Prières que le célèbre Madag (surdoué, waliyu) le Saltigué Laba JEEN NGOM de Boof (environ de Jaxaaw « Siin ») prononçait à l’approche de l’hivernage ou en période de sécheresse persistante

« Roog o yaal’in Seen ». Dieu, notre Maître. Dieu, le créateur. C’est vous qui êtes roi des rois. Tout ce qui est élu, c’est vous qui l’avez élu. Tout ce que chacun possède, c’est vous qui le lui avez donné. Tout ce dont nous sommes privés, C’est vous qui nous en avez privés, C’est vous qui avez créé le monde, C’est vous qui avez créé tous les êtres, Mais, vous, personne ne vous a créé, C’est vous qui avez créé l’Univers, de haut en bas. C’est vous qui avez créé les nuages porteurs de pluie. Nous vous demandons une averse de paix, qui nous apportera la fertilité, qui nous donnera beaucoup de mil, pour que nous puissions manger en paix. Nous et notre famille. Amiin Roog Seen ! »

LES FORMES DES PRIÈRES SEEREER:

Les incantations rituelles connues sous divers noms Jat, Leemax, Tak, Moc, Moos, Lug, sont généralement des prières individuelles que l’on récite pour écarter les puissances maléfiques ou obtenir des biens. Contrairement aux prières agraires, les formules magico-religieuses sont souvent intraduisibles. Un simple regard sur ces textes nous permet de constater que ce sont des textes mal composés et incohérents. Ce sont les prières qui invoquent fréquemment les forces secondaires jini et autres créatures nuisibles.

Quant aux mots arabes que l’on trouve dans certains textes sacrés, ils y seraient introduits par les premiers convertis à l’Islam. Certains devins guérisseurs prétendent avoir reçu ces Jat des Lutins et des Jini islamisés. Le Père H. GRAVRAND insiste sur l’ancienneté de l’influence islamique sur les religions africaines : « … l’influence de l’Islam est ancienne et importante, dans le domaine de la religion et de la vie sociale, même dans les ethnies qui ont lutté contre l’Islam pendant plusieurs siècles » [Pangool.p.174].

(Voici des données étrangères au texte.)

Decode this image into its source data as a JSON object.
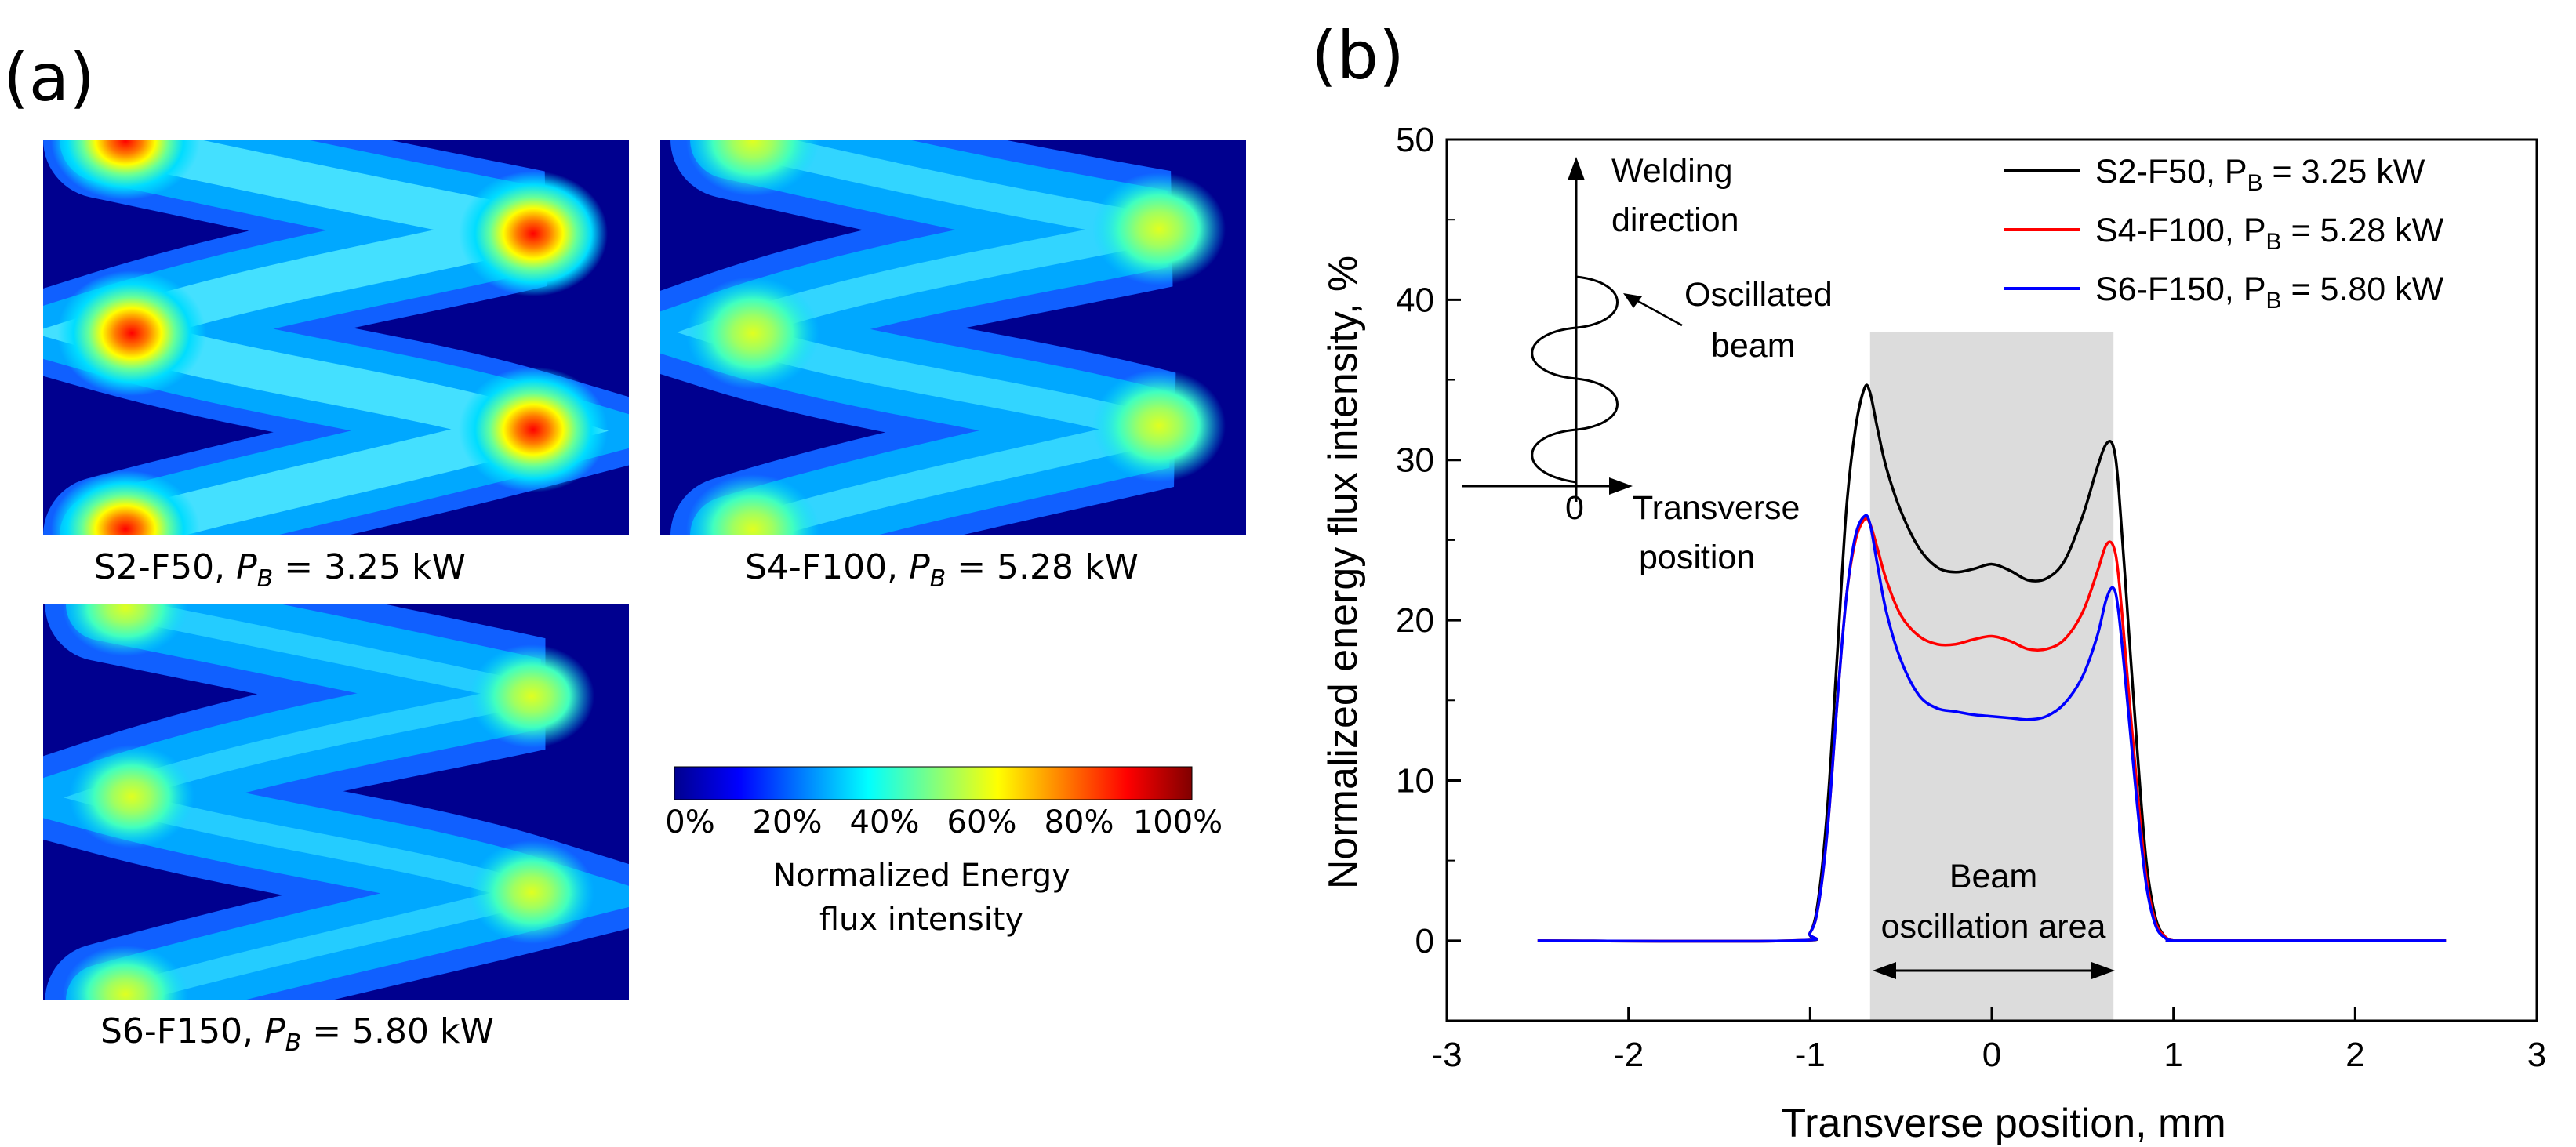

L’assiduité dans la prière L’homme seereer adresse constamment ses prières à Roog Seen. De la naissance à la mort, du matin au soir, il prie et implore la puissance de Dieu. Lorsqu’un enfant est mis au monde, il est posé à terre, la tante paternelle faap o tew ramasse l’enfant et le présente à Roog Seen : Petit Bébé, Regarde Roog Seen C’est lui qui se trouve à l’Est, C’est lui qui se trouve à l’Ouest, Regarde Roog Seen, C’est lui qui est à gauche, C’est lui qui est à droite. La présentation de l’enfant à Roog Seen signifie alors le premier contact du nouveau-né avec celui qui l’a créé. Des prières seront dites à l’occasion de chaque rite de passage [naissance, sevrage, circoncision, mariage, mort, etc]. Les travaux champêtres s’accompagnent toujours de prières. En mettant les graines dans le poquet, le Seereer animiste prononce cette prière : Jam oo ! Ô la Paix ! Jam gari ! Paix, viens ici.

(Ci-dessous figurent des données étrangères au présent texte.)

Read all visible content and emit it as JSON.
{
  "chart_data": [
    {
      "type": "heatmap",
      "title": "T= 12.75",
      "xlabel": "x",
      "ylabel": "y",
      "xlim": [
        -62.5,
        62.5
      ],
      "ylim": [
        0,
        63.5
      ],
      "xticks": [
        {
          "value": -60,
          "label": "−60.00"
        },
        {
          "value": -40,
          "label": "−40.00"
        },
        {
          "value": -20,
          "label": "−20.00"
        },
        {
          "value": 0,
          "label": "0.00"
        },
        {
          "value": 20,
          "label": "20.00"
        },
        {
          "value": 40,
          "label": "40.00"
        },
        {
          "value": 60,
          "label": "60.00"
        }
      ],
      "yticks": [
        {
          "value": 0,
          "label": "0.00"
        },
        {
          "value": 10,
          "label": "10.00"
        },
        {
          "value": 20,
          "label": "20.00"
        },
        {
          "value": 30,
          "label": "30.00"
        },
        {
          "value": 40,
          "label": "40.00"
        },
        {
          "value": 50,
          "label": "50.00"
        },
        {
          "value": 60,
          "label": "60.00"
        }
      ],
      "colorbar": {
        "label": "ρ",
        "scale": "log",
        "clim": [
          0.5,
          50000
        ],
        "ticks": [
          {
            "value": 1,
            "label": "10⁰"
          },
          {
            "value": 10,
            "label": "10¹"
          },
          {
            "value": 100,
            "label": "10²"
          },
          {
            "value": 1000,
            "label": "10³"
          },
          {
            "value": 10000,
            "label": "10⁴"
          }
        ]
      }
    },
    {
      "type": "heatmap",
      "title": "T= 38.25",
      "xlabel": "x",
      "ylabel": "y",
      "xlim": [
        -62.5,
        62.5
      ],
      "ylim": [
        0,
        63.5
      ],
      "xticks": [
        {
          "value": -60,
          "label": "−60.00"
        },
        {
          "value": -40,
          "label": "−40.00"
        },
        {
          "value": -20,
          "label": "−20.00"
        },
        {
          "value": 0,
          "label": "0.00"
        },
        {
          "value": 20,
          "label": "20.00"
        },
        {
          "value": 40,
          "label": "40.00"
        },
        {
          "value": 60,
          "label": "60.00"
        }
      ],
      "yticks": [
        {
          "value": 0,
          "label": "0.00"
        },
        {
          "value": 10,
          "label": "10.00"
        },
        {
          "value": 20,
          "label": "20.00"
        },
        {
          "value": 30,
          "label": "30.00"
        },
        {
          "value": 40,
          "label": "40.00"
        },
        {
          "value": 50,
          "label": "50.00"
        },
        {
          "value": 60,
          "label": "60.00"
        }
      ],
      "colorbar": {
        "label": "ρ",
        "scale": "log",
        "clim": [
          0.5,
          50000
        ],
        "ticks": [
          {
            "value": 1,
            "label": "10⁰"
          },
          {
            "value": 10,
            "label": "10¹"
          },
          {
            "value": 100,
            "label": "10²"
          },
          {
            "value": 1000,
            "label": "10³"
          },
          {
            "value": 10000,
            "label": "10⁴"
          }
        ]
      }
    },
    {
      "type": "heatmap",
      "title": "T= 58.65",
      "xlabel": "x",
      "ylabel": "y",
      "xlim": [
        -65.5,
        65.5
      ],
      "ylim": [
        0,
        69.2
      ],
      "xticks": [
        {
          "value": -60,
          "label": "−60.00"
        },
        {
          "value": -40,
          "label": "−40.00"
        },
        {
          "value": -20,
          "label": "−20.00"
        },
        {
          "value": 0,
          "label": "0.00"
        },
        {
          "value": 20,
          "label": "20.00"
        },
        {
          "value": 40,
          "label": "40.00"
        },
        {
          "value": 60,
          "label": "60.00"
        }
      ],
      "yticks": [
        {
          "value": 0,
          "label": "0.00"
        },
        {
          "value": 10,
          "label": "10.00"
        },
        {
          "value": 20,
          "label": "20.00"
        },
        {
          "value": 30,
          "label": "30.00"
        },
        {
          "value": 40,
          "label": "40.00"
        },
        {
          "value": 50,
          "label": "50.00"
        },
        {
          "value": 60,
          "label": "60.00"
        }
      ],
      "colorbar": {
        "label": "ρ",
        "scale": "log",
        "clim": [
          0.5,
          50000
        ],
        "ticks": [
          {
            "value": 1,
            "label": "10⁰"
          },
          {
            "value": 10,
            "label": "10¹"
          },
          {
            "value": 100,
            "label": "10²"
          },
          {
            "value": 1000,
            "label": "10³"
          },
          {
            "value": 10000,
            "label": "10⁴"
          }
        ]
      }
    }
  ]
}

Pariy wati ! Mal, va-t-en. Après avoir mis 4 poignées de graines dans le premier poquet, le yaal Mbind( chef de la maison) termine sa prière : « Ce mil que nous semons cette année, que nous le semions en paix et le moissonnons en paix ». La paix qu’appelle ici le prêtre semeur, c’est l’abondance du mil. Le mal qu’il chasse n’est rien d’autre que la disette. Lorsque le Seereer foule son mil, il adresse à Dieu la prière suivante. Que Dieu bénisse ce mil. Et qu’il donne à la famille une bonne santé, afin qu’elle puisse manger le mil en paix. Avant d’avaler la première bouchée, le Seereer Seen dira : Yaasam Roog a fi teen jam : Que Dieu y mette la paix.

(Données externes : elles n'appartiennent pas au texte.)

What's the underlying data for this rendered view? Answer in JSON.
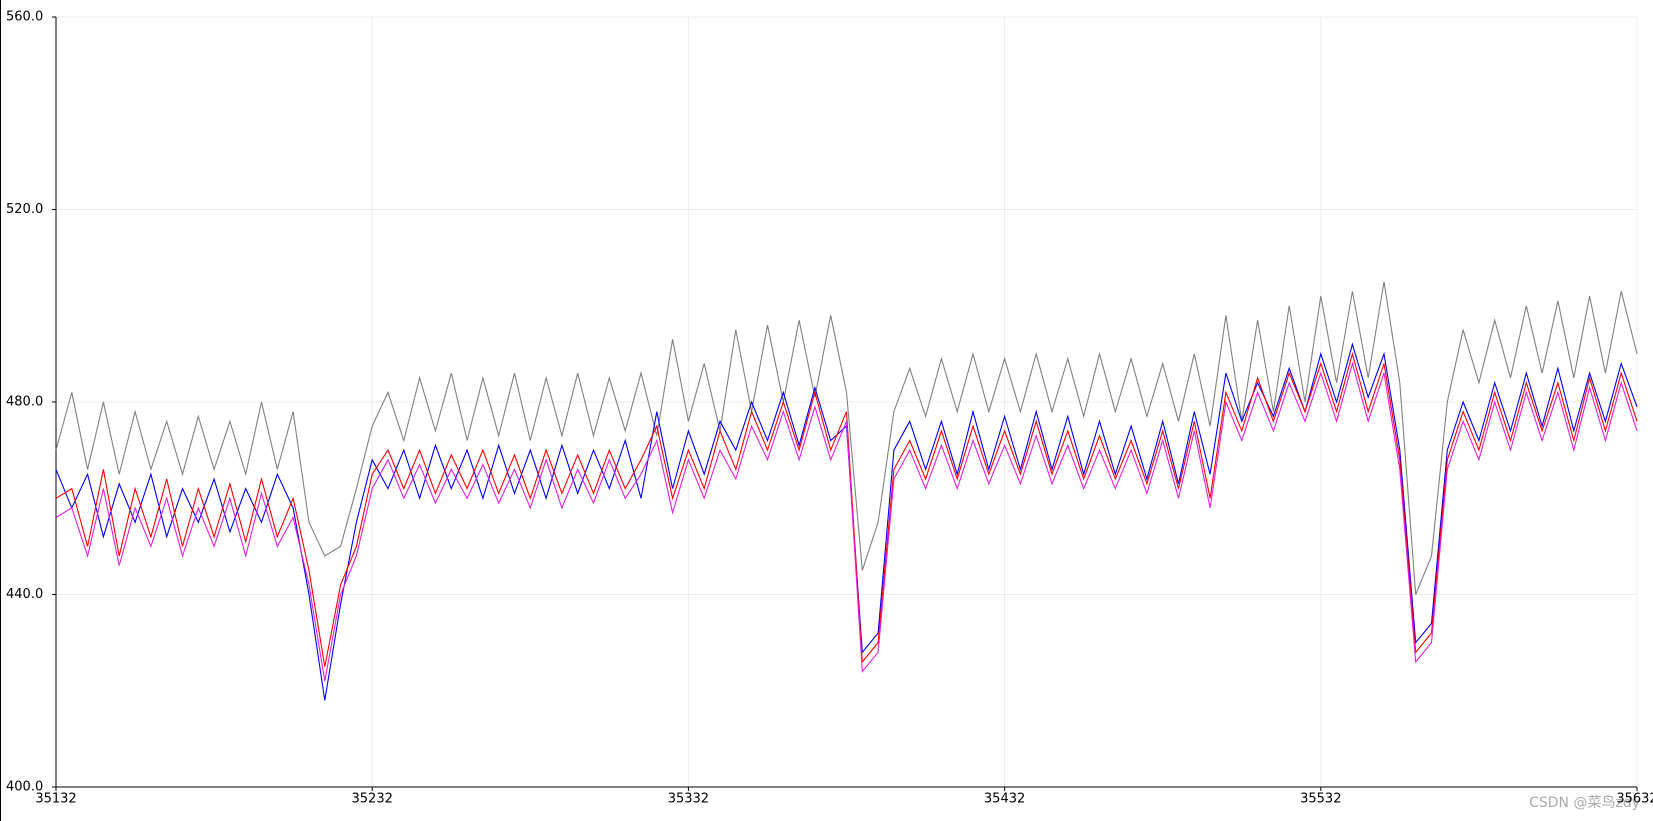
{
  "chart_data": {
    "type": "line",
    "x": [
      35132,
      35137,
      35142,
      35147,
      35152,
      35157,
      35162,
      35167,
      35172,
      35177,
      35182,
      35187,
      35192,
      35197,
      35202,
      35207,
      35212,
      35217,
      35222,
      35227,
      35232,
      35237,
      35242,
      35247,
      35252,
      35257,
      35262,
      35267,
      35272,
      35277,
      35282,
      35287,
      35292,
      35297,
      35302,
      35307,
      35312,
      35317,
      35322,
      35327,
      35332,
      35337,
      35342,
      35347,
      35352,
      35357,
      35362,
      35367,
      35372,
      35377,
      35382,
      35387,
      35392,
      35397,
      35402,
      35407,
      35412,
      35417,
      35422,
      35427,
      35432,
      35437,
      35442,
      35447,
      35452,
      35457,
      35462,
      35467,
      35472,
      35477,
      35482,
      35487,
      35492,
      35497,
      35502,
      35507,
      35512,
      35517,
      35522,
      35527,
      35532,
      35537,
      35542,
      35547,
      35552,
      35557,
      35562,
      35567,
      35572,
      35577,
      35582,
      35587,
      35592,
      35597,
      35602,
      35607,
      35612,
      35617,
      35622,
      35627,
      35632
    ],
    "series": [
      {
        "color": "#808080",
        "values": [
          470,
          482,
          466,
          480,
          465,
          478,
          466,
          476,
          465,
          477,
          466,
          476,
          465,
          480,
          466,
          478,
          455,
          448,
          450,
          462,
          475,
          482,
          472,
          485,
          474,
          486,
          472,
          485,
          473,
          486,
          472,
          485,
          473,
          486,
          473,
          485,
          474,
          486,
          473,
          493,
          476,
          488,
          474,
          495,
          478,
          496,
          480,
          497,
          481,
          498,
          482,
          445,
          455,
          478,
          487,
          477,
          489,
          478,
          490,
          478,
          489,
          478,
          490,
          478,
          489,
          477,
          490,
          478,
          489,
          477,
          488,
          476,
          490,
          475,
          498,
          476,
          497,
          478,
          500,
          480,
          502,
          484,
          503,
          485,
          505,
          484,
          440,
          448,
          480,
          495,
          484,
          497,
          485,
          500,
          486,
          501,
          485,
          502,
          486,
          503,
          490
        ]
      },
      {
        "color": "#0000ff",
        "values": [
          466,
          458,
          465,
          452,
          463,
          455,
          465,
          452,
          462,
          455,
          464,
          453,
          462,
          455,
          465,
          458,
          440,
          418,
          438,
          455,
          468,
          462,
          470,
          460,
          471,
          462,
          470,
          460,
          471,
          461,
          470,
          460,
          471,
          461,
          470,
          462,
          472,
          460,
          478,
          462,
          474,
          465,
          476,
          470,
          480,
          472,
          482,
          471,
          483,
          472,
          475,
          428,
          432,
          470,
          476,
          466,
          476,
          465,
          478,
          466,
          477,
          466,
          478,
          466,
          477,
          465,
          476,
          465,
          475,
          464,
          476,
          463,
          478,
          465,
          486,
          476,
          484,
          477,
          487,
          478,
          490,
          480,
          492,
          481,
          490,
          470,
          430,
          434,
          470,
          480,
          472,
          484,
          474,
          486,
          475,
          487,
          474,
          486,
          476,
          488,
          479
        ]
      },
      {
        "color": "#ff0000",
        "values": [
          460,
          462,
          450,
          466,
          448,
          462,
          452,
          464,
          450,
          462,
          452,
          463,
          451,
          464,
          452,
          460,
          445,
          425,
          442,
          450,
          465,
          470,
          462,
          470,
          461,
          469,
          462,
          470,
          461,
          469,
          460,
          470,
          461,
          469,
          461,
          470,
          462,
          468,
          475,
          460,
          470,
          462,
          474,
          466,
          478,
          470,
          480,
          470,
          482,
          470,
          478,
          426,
          430,
          466,
          472,
          464,
          474,
          464,
          475,
          465,
          474,
          465,
          476,
          465,
          474,
          464,
          473,
          464,
          472,
          463,
          474,
          462,
          476,
          460,
          482,
          474,
          485,
          476,
          486,
          478,
          488,
          478,
          490,
          478,
          488,
          468,
          428,
          432,
          468,
          478,
          470,
          482,
          472,
          484,
          474,
          484,
          472,
          485,
          474,
          486,
          476
        ]
      },
      {
        "color": "#e020e0",
        "values": [
          456,
          458,
          448,
          462,
          446,
          458,
          450,
          460,
          448,
          458,
          450,
          460,
          448,
          461,
          450,
          456,
          442,
          422,
          440,
          448,
          462,
          468,
          460,
          467,
          459,
          466,
          460,
          467,
          459,
          466,
          458,
          468,
          458,
          466,
          459,
          468,
          460,
          465,
          472,
          457,
          468,
          460,
          470,
          464,
          475,
          468,
          478,
          468,
          479,
          468,
          476,
          424,
          428,
          464,
          470,
          462,
          471,
          462,
          472,
          463,
          471,
          463,
          473,
          463,
          471,
          462,
          470,
          462,
          470,
          461,
          472,
          460,
          474,
          458,
          480,
          472,
          482,
          474,
          484,
          476,
          486,
          476,
          488,
          476,
          486,
          466,
          426,
          430,
          466,
          476,
          468,
          480,
          470,
          482,
          472,
          482,
          470,
          483,
          472,
          484,
          474
        ]
      }
    ],
    "xlim": [
      35132,
      35632
    ],
    "xticks": [
      35132,
      35232,
      35332,
      35432,
      35532,
      35632
    ],
    "ylim": [
      400,
      560
    ],
    "yticks": [
      {
        "value": 400,
        "label": "400.0"
      },
      {
        "value": 440,
        "label": "440.0"
      },
      {
        "value": 480,
        "label": "480.0"
      },
      {
        "value": 520,
        "label": "520.0"
      },
      {
        "value": 560,
        "label": "560.0"
      }
    ],
    "grid": true
  },
  "watermark": "CSDN @菜鸟zdy"
}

Pour boire il dira : Foofi jam : O l’eau, la paix ! Avant d’égorger un animal, le Seereer pangoliste prend congé de Dieu et lui demande pardon : « Roog waasanaam njap il ne » : Dieu pardonne-moi le couteau. Converti à l’Islam, le même Seereer dira au moment de couper la gorge d’un animal « Au nom de Dieu » ou « Louange à Dieu ». La seule différence est que l’animiste demande le pardon d’avoir supprimé la vie de quelqu’un qui ne lui appartient pas. Tandis que le musulman loue et remercie Dieu d’avoir accompli un acte rituel. Avant de plonger dans une eau profonde, le Seereer ramasse un caillou sur lequel il récite cette prière : « Pff !… Ô rivière, Si la paix est dans tes eaux, qu’elle m’accompagne toujours, si le malheur est dans tes eaux, qu’il parte, avant que je ne plonge en ton sein ! Que le malheur s’en aille, Je veux me laver en paix ! » Et puis, il jette le caillou dans l’eau et plonge en profondeur pour se laver tranquillement.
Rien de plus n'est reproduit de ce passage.